People said, “When your heart is looking for a missing piece in your life, you have to search for it. You have to find it. No matter where it takes you.” But, what if you get tired of searching? Will you stop thinking ways on how to find the missing pieces in your heart?
In my case, I almost did. It happened years ago. It was during my elementary years. I was the eldest and the only son to my biological father. I have siblings and they were called my stepbrothers. My real mother is not married to my biological father, but he is married to my stepmother.
The day I found out that I am not a real son of my stepmother, I was tongue-tied. I was turning ten years old when she told me. Though, my stepmother was strict and noisy, her attitude was never hidden to me. I experienced beaten by her using a raffia broom. She even pinched my ear whenever I did something wrong or ignored her order.
My stepbrothers that time was two years and four years older from me. They bullied me. One time, when I tried to stop them from fighting each other, they just said, “Why do you care so much about us? You are not even my real brother. Just go away! We don’t want you here.”.
Those words were like small pebbles turned into a big stone thrown in front of me and hits my heart. I only want them to stop.
The same thing happens everyday. All household chores such as cooking rice, washing dishes and clothes, fetching water, and a lot of things at home were my daily routine. I almost give up and decided to run away from home. But, it never happens.

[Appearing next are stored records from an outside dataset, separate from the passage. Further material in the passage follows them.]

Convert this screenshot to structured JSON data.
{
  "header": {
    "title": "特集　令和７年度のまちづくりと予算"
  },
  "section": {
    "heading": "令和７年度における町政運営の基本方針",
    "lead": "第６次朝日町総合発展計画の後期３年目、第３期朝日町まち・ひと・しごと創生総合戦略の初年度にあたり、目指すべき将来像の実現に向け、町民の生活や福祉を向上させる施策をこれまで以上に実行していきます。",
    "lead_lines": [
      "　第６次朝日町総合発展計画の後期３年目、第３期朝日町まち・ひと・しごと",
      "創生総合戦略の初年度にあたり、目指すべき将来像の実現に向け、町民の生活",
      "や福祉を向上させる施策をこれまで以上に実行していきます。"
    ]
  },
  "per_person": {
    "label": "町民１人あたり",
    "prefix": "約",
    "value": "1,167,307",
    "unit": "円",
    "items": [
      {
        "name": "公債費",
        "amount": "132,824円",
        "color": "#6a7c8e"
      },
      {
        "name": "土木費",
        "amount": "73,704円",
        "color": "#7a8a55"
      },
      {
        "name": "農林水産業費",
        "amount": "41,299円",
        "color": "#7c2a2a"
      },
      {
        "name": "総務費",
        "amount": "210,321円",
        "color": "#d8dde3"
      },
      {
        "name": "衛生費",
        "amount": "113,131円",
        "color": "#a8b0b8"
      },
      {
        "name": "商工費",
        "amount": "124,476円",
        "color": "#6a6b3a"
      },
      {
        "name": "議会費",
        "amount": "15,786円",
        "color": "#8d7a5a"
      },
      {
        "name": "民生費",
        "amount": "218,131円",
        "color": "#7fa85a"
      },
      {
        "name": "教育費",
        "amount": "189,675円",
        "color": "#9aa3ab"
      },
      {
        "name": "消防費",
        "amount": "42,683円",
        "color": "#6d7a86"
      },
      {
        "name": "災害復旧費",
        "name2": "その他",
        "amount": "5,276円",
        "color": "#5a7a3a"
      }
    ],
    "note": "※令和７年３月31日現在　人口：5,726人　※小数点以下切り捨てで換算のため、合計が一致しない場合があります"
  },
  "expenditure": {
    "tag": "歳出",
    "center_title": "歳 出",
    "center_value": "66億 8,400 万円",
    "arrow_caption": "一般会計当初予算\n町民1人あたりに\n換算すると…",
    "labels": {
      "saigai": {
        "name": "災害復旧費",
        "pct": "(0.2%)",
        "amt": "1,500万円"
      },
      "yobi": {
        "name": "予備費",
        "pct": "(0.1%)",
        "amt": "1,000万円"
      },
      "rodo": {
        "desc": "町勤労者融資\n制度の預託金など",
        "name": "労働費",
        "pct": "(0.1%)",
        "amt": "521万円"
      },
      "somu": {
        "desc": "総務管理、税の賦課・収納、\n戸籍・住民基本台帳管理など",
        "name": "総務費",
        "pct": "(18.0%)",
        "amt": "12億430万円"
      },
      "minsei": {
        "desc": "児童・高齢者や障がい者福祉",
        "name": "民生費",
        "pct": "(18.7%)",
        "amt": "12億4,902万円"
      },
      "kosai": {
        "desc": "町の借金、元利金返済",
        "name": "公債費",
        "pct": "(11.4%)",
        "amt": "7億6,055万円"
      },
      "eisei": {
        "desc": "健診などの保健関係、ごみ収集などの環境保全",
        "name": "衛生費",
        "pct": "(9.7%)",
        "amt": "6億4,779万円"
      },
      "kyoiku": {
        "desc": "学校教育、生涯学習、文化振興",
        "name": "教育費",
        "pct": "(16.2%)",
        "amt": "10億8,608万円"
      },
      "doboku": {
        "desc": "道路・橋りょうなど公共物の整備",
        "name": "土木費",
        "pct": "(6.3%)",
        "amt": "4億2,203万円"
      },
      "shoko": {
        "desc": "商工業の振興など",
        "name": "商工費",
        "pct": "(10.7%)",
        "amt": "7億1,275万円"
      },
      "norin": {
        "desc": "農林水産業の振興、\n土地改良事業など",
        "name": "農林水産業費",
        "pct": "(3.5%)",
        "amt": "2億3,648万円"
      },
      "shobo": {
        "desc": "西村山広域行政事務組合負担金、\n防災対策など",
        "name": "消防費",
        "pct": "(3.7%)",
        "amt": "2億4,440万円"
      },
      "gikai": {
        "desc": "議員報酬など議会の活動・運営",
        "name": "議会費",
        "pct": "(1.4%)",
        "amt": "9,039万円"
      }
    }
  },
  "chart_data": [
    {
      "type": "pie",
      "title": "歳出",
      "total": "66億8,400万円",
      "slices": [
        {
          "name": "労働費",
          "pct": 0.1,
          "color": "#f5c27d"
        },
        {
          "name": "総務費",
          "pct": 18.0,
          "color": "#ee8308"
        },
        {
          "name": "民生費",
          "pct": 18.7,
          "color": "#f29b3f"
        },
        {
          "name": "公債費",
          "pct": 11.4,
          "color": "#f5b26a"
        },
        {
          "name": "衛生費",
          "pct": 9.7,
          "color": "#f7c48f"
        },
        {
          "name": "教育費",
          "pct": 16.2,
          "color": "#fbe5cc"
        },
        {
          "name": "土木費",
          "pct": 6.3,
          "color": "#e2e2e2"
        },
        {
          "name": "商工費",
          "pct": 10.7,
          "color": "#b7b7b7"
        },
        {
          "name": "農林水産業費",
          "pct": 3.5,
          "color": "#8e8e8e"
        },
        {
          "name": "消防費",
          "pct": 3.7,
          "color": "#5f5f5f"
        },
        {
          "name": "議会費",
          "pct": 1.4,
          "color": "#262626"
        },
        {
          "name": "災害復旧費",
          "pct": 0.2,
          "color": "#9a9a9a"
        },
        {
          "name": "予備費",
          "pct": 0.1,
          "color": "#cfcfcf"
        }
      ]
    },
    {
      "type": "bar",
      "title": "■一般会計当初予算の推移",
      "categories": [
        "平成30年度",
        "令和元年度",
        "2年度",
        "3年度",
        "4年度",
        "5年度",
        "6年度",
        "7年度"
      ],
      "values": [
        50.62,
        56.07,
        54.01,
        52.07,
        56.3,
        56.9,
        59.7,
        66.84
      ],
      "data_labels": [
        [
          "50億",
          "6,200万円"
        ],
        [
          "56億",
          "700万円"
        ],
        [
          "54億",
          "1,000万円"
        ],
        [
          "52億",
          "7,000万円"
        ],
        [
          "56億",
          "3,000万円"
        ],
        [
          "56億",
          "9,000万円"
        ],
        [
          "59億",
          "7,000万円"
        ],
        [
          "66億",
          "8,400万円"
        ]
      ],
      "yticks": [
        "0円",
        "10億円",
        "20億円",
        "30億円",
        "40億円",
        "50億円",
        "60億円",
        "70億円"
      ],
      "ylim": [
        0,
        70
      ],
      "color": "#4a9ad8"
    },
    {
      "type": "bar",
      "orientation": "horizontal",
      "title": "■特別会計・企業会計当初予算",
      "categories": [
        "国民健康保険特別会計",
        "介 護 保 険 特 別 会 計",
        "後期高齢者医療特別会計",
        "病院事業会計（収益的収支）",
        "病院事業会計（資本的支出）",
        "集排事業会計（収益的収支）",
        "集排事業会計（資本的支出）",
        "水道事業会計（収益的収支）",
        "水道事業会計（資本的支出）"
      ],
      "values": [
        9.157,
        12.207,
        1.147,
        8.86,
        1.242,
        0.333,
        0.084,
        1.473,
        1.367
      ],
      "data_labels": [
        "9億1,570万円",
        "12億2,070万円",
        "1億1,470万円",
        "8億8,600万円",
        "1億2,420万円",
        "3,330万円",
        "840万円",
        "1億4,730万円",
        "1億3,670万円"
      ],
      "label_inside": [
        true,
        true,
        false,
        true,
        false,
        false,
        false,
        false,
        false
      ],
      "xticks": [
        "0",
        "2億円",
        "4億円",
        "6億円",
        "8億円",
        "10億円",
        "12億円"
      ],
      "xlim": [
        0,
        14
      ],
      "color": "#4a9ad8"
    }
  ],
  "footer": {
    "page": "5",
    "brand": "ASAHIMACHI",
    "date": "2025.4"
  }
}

Why? Because of one letter I found written by my real mother. I found it in my father’s room while cleaning. The letter was hidden in his old Ferrari wallet. He must have had kept it in the past. The letter was addressed to me. It was written July 07, 1986.
Dear Romeo,
How are you my child? Today is July 07, year of the rat. It is the day you were born. The day where Papa and I were very glad to see you. Did you know how young are you now? You are two years old. And I know that you will never read this letter from me, right now. Why? Because your father hated me. He hates me of leaving you. He hated me for cheating him.
I am not writing about our relationship. I am writing about You, my dear son.
I am sorry if I left you. I am sorry if I was not there beside you. I am sorry because I was afraid of taking care of you.
My son, please don’t despise me. Never hate your father. Love your father as much he loves you and as much as I loved you, the day you were born. You are our precious gift from God. Without our strong faith and love for Him, you were not born.
Please forgive me of being immature and irresponsible to you and your father. I didn’t care much at all when I got pregnant with you. I even decided to abort you because I haven’t enjoyed the bitter and sweets of life. But, your father wants you to live. He promised me to take care of me until the day you were born. However, a year after and a few months before your birthday, I fell in love to someone. I had to leave and promise myself not to return even if it means forsaking you.
Though, I am leaving you forever, it doesn’t mean I have forgotten you. When you grow up, you should not follow me. You should not find me. But, if ever our paths crossed, I just want to ask your forgiveness.
You have a lot of rocks to conquer, rivers to cross, and mountains to climb. You need to keep a strong faith in God. Do not ever loosen your grip to Him. Call to Him. If your heart is heavy, pray to Him and He will ease the burden you are facing. Do not ever underestimate the power of love.
I am saying this because I want you to become a better person. A man to be proud of by me and your father.
Someday you’ll realize what these words are meant for you.
Take good care of yourself.
I love you, my son.
With love and care,
Your real mom (Angeline)
The day I found that letter, I was 15 years old. Now, I am 30 years old. It has been 15 years. I was supposed to end my life because of what I experienced from the past, but the letter written by my mother moved me to value life, to withstand amidst uncertainties, and never to forget God to be the center of my whole life.
Though, we never have ever really seen each other, nor crossed our paths, I am still thankful that she gave birth to me. To my loving father who passed away five years ago, I admired his strong will to reject my mother’s decision of aborting me. I will forever cherish him for what he did.